I am not saying that the other problems you mentioned are not important, but research to a solution should be also funded and not funded instead of something else. The problem is that the pie is here very limited. And thus everyone is fighting to get everyone else's share.

Well I am all for diversification, but I think that certain areas are not as well funded as others. Yes I agree peoples lifes have been saved by technological breakthroughs created by cern/ Nasa to name a few, but when I then read a small article about a possible solution to water shortages, or a way to solve food shortages in areas where it is so needed. It feels wrong to me that as advanced as we are, we struggle to fix the most basic of issues.

Is that because we really can't fix it or are we just not that interested?

It leads me to to think we are focussing to much money on research that is of less importance.

Wouldn't you say we fail here?

I like your articles by the way! So will follow 😄!
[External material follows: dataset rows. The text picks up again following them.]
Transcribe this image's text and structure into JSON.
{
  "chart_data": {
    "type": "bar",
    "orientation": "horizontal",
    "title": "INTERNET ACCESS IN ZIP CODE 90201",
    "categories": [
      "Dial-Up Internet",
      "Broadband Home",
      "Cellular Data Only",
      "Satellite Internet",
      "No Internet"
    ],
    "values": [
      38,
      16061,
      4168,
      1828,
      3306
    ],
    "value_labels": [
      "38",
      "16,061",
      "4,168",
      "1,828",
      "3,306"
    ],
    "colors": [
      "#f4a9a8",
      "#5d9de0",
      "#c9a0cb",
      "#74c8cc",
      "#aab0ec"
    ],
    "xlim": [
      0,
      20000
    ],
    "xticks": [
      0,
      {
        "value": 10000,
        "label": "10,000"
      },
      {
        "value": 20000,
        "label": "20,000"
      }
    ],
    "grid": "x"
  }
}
Believe if or not, particle physics is not well funded at all. Our golden age is way behind us. The impression it is well funded may be that the funding is coming from several tens of countries funding all together CERN. This being said and as already mentioned, CERN is giving back a lot of money (operating costs, open access guarantees for the rest of the world, etc..) and not all research at CERN is LHC research (hadrotherapy, antimatter, neutrinos, etc...).

Take any other field, and multiply by the number of countries, and what you will find is surprizing. It is 10000 easier to get funding for nanoscience, for instance. I do not know, with the example you mentioned, why it is tough to get funding. Industries may be interested. There are open calls for such things, probably even more than for fundamental research.

To me, the real problem is that there is not enough money allocated to research at all, so that one cannot diversify as we should (even internally to a field of research). As a results, the different field are fighting against each other to get a larger share. Which is also what you say, in some sense.

PS: thanks for reading (and discussing ;) ).